Filter CSV files for specific value before importing


I have a folder with thousands of comma delimited CSV files, totaling dozens of GB. Each file contains many records, which I'd like to separate and process separately based on the value in the first field (for example, aa, bb, cc, etc.).

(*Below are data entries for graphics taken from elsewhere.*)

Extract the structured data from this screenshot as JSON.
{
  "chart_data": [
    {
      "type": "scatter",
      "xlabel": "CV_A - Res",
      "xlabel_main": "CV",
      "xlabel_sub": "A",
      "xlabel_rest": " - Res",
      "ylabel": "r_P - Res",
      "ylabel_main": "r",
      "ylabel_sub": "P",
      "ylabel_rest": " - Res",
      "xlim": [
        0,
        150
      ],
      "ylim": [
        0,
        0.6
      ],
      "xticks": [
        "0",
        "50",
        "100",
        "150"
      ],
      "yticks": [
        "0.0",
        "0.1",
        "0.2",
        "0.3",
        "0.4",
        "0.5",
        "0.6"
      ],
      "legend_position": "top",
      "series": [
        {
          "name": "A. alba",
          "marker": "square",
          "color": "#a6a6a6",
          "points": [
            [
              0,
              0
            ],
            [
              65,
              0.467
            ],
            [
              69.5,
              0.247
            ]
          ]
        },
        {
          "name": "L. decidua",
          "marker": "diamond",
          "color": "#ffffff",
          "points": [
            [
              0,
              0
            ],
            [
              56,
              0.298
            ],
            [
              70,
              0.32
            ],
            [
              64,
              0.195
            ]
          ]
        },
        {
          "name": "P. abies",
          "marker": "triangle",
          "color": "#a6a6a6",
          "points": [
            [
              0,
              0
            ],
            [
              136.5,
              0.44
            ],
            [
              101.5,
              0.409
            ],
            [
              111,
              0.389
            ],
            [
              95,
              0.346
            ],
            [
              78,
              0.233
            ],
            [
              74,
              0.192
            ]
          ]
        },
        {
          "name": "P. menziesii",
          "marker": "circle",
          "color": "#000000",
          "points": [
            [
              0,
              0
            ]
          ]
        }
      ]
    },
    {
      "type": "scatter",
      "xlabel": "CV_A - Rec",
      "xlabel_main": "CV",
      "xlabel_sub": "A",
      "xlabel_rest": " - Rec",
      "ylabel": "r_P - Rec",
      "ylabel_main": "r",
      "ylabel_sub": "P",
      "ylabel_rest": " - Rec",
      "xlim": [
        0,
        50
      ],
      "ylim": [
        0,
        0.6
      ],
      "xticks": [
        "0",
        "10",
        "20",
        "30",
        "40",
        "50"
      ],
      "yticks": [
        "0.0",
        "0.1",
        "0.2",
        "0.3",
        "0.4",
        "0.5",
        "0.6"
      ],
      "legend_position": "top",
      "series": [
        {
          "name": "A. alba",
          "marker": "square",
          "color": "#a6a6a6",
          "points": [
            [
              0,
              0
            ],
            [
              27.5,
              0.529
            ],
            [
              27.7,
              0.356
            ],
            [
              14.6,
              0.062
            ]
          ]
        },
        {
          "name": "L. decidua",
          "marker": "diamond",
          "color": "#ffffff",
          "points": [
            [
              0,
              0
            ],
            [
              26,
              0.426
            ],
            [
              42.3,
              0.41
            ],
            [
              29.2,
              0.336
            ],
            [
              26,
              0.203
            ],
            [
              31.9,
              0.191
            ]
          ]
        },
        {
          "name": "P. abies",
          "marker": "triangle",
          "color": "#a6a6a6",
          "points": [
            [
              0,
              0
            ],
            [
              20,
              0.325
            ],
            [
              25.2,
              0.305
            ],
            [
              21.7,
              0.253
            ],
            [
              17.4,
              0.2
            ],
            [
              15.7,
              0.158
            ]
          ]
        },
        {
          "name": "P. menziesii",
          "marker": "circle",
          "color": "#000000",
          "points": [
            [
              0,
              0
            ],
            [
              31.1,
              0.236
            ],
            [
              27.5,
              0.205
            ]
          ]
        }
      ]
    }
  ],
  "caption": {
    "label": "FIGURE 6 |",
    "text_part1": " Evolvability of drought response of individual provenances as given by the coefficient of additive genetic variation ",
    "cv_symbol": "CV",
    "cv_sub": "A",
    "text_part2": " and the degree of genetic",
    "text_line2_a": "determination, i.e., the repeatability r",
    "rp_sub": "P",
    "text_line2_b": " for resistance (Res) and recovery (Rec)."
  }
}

Currently, I'm importing all the files into a dataframe and then subsetting in R into smaller, individual dataframes. The problem is that this is very memory intensive - I'd like to filter the first column during the import process, not once all the data is in memory.

This is my current code:

setwd("E:/Data/")
files <- list.files(path = "E:/Data/",pattern = "*.csv")
temp <- lapply(files, fread, sep=",", fill=TRUE, integer64="numeric",header=FALSE)
DF <- rbindlist(temp)
DFaa <- subset(DF, V1 =="aa")

If possible, I'd like to move the "subset" process into lapply.

Thanks


Solution

  • setwd("E:/Data/")
    files <- list.files(path = "E:/Data/",pattern = "*.csv")
    temp <- lapply(files, function(x) subset(fread(x, sep=",", fill=TRUE, integer64="numeric",header=FALSE), V1=="aa"))
    DF <- rbindlist(temp)
    

    Untested, but this will probably work - replace your function call with an anonymous function.